The inside of a shark is full of curiosities, starting with rows of hardworking teeth that can be replaced with new ones for a lifetime. But far below the digestive tract—in fact, just before the shark is finished—is another strange structure: the spiral gut, an intricate ladder made of shark meat.
Scientists have speculated that sharks have intestines so intricately shaped to slow digestion, extracting every last calorie from their prey. This may also be one reason why sharks can spend a long time between meals.
but at In Proceedings of the Royal Society B on WednesdayIn this study, researchers published the most detailed look ever at those spiral intestines by turning a CT scanner on them, revealing the complex internal geography of more than 20 species of sharks. After filling the intestines with fluid, he also made a discovery: some of them act like natural versions of a valve that Nikola Tesla 1920. patented in, pulling the fluid forward in one direction without moving the parts.

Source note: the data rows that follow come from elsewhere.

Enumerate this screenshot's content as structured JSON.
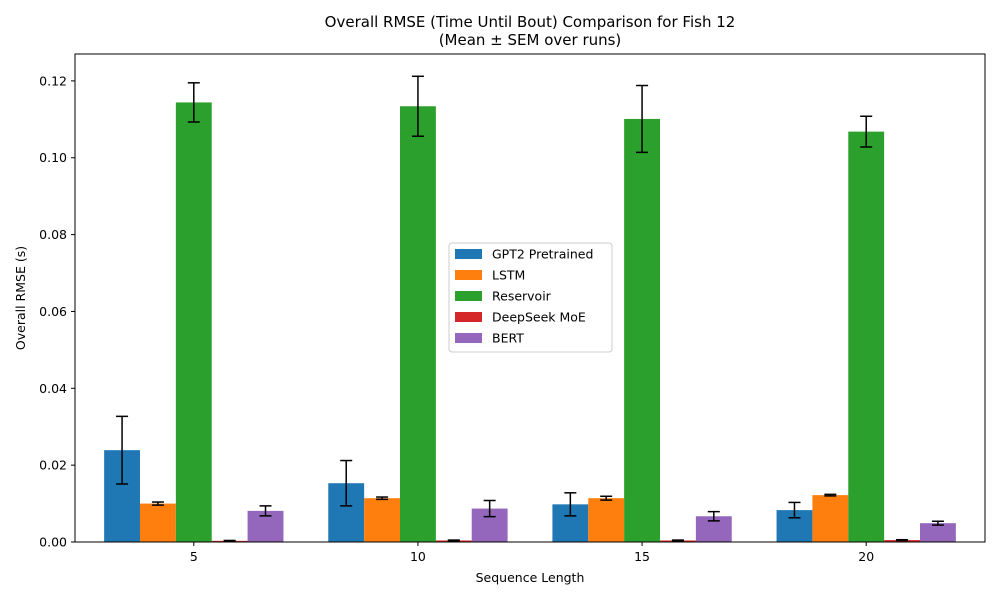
{
  "chart_data": {
    "type": "bar",
    "title_line1": "Overall RMSE (Time Until Bout) Comparison for Fish 12",
    "title_line2": "(Mean ± SEM over runs)",
    "xlabel": "Sequence Length",
    "ylabel": "Overall RMSE (s)",
    "categories": [
      "5",
      "10",
      "15",
      "20"
    ],
    "ylim": [
      0,
      0.127
    ],
    "yticks": [
      "0.00",
      "0.02",
      "0.04",
      "0.06",
      "0.08",
      "0.10",
      "0.12"
    ],
    "ytick_values": [
      0,
      0.02,
      0.04,
      0.06,
      0.08,
      0.1,
      0.12
    ],
    "legend_position": "center",
    "series": [
      {
        "name": "GPT2 Pretrained",
        "color": "#1f77b4",
        "values": [
          0.0239,
          0.0153,
          0.0098,
          0.0083
        ],
        "errors": [
          0.0088,
          0.0059,
          0.003,
          0.002
        ]
      },
      {
        "name": "LSTM",
        "color": "#ff7f0e",
        "values": [
          0.01,
          0.0114,
          0.0114,
          0.0122
        ],
        "errors": [
          0.0004,
          0.0003,
          0.0005,
          0.0002
        ]
      },
      {
        "name": "Reservoir",
        "color": "#2ca02c",
        "values": [
          0.1144,
          0.1134,
          0.1101,
          0.1068
        ],
        "errors": [
          0.0051,
          0.0078,
          0.0087,
          0.004
        ]
      },
      {
        "name": "DeepSeek MoE",
        "color": "#d62728",
        "values": [
          0.0003,
          0.0004,
          0.0004,
          0.0005
        ],
        "errors": [
          0.0001,
          0.0001,
          0.0001,
          0.0001
        ]
      },
      {
        "name": "BERT",
        "color": "#9467bd",
        "values": [
          0.0081,
          0.0087,
          0.0067,
          0.0049
        ],
        "errors": [
          0.0013,
          0.0021,
          0.0012,
          0.0005
        ]
      }
    ]
  }
}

Samantha Leigh, an assistant professor at California State University in Dominguez Hills, who led the new study, said researchers studying the shark’s spiral intestines often refer to a set of 1885 anatomical drawings. Or they may dissect the intestines themselves, affecting the structural integrity of the organ in service of a closer look. To fully visualize the structures, she and her colleagues carefully removed the intestines of several shark species and imaged them in a CT scanner.
Sharks’ spiral intestines come in four flavors—a basic spiral, a nested series of funnels pointing to one side, a nested series of funnels pointing to the other, and what’s called a scroll gut, where the layered sheaths overlap each other roam inside. In CT scans, the vortices and folds of the structures are clearly visible.

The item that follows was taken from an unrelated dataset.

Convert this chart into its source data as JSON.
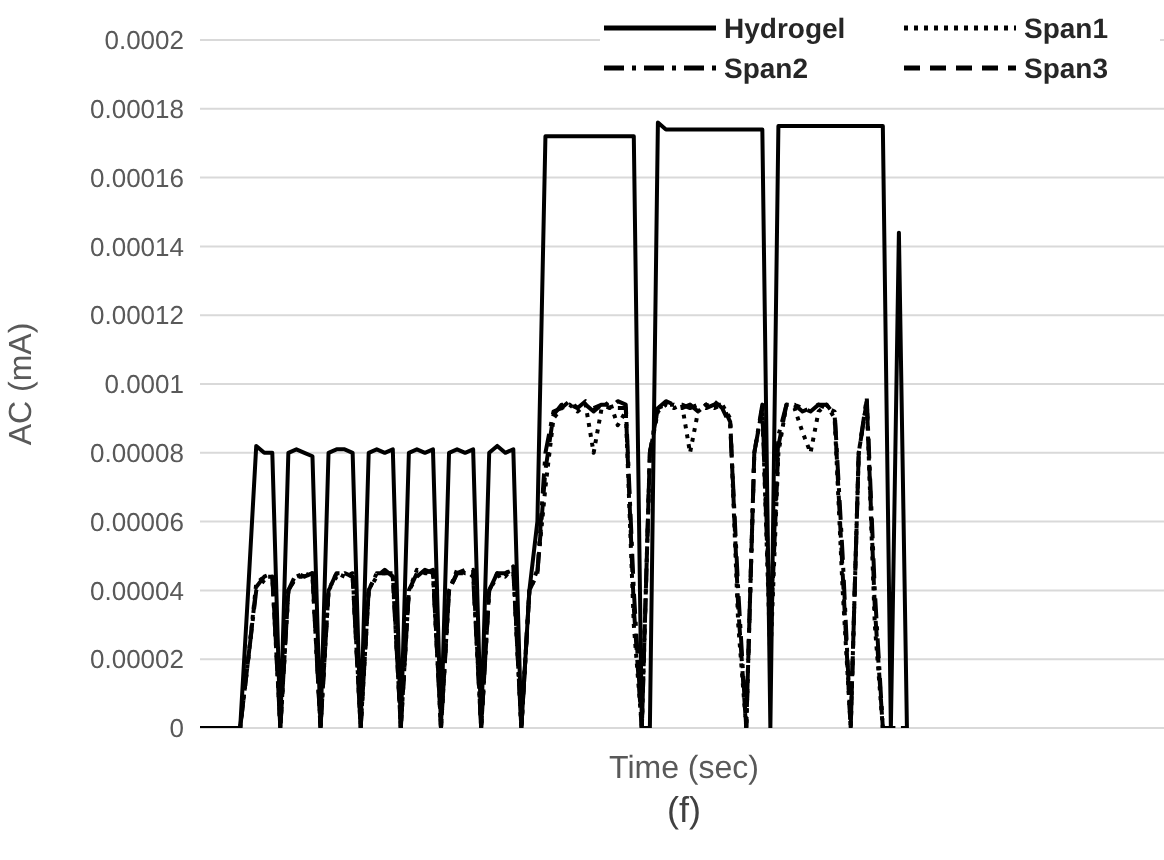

It didn’t matter what the shark ate in the shape of its intestine—bonnethead sharks, which eat both plants and other animals, had a scroll gut, as did carnivorous hammerheads.
Then the researchers attached some spiral intestines to the tubes and watched a mixture of water and glycerol flow through them. They found that fluid, in fact, moves more slowly through the spiral than through the straight part of the shark’s intestine, supporting the idea that the spiral gut helps the shark prolong its digestion time.
However, they also found that the funnel was a preferred direction for flow in the intestines. Fluid entering one end flows much more slowly than fluid entering the other, meaning that the gut within the animal acts like a one-way street. In mammals, muscle contractions produce this effect. But in sharks, the structure of the gut itself can help.
In fact, the shape of the funnel gut recalls the loops of a Tesla valve, a type of pipe that was patented by a Serbian-American inventor.
“The purpose of the valve was to produce flow in one direction without the use of additional mechanical parts or additional additional energy,” Dr. Leigh said. “It seems that these sharks are very similar in size to the intestines.”
Structures honed by ages of development could provide inspiration to engineers – manta ray’s spectacular uncloggable filters, for example, could provide a way to flush out plastic pollution before it reaches waterways. In the case of shark intestines, Dr. According to Leigh, who also studies the effects of microplastic pollution on fish, it could be that more information about how the intestines work could inform the filters as well.
“My hope is to find out what these particular morphologies are good at moving forward, what they are good at filtering out,” said Dr. Leigh. Perhaps somewhere along the line, shark intestines may inspire devices to help passively remove plastic from water, simply because of the way they are made.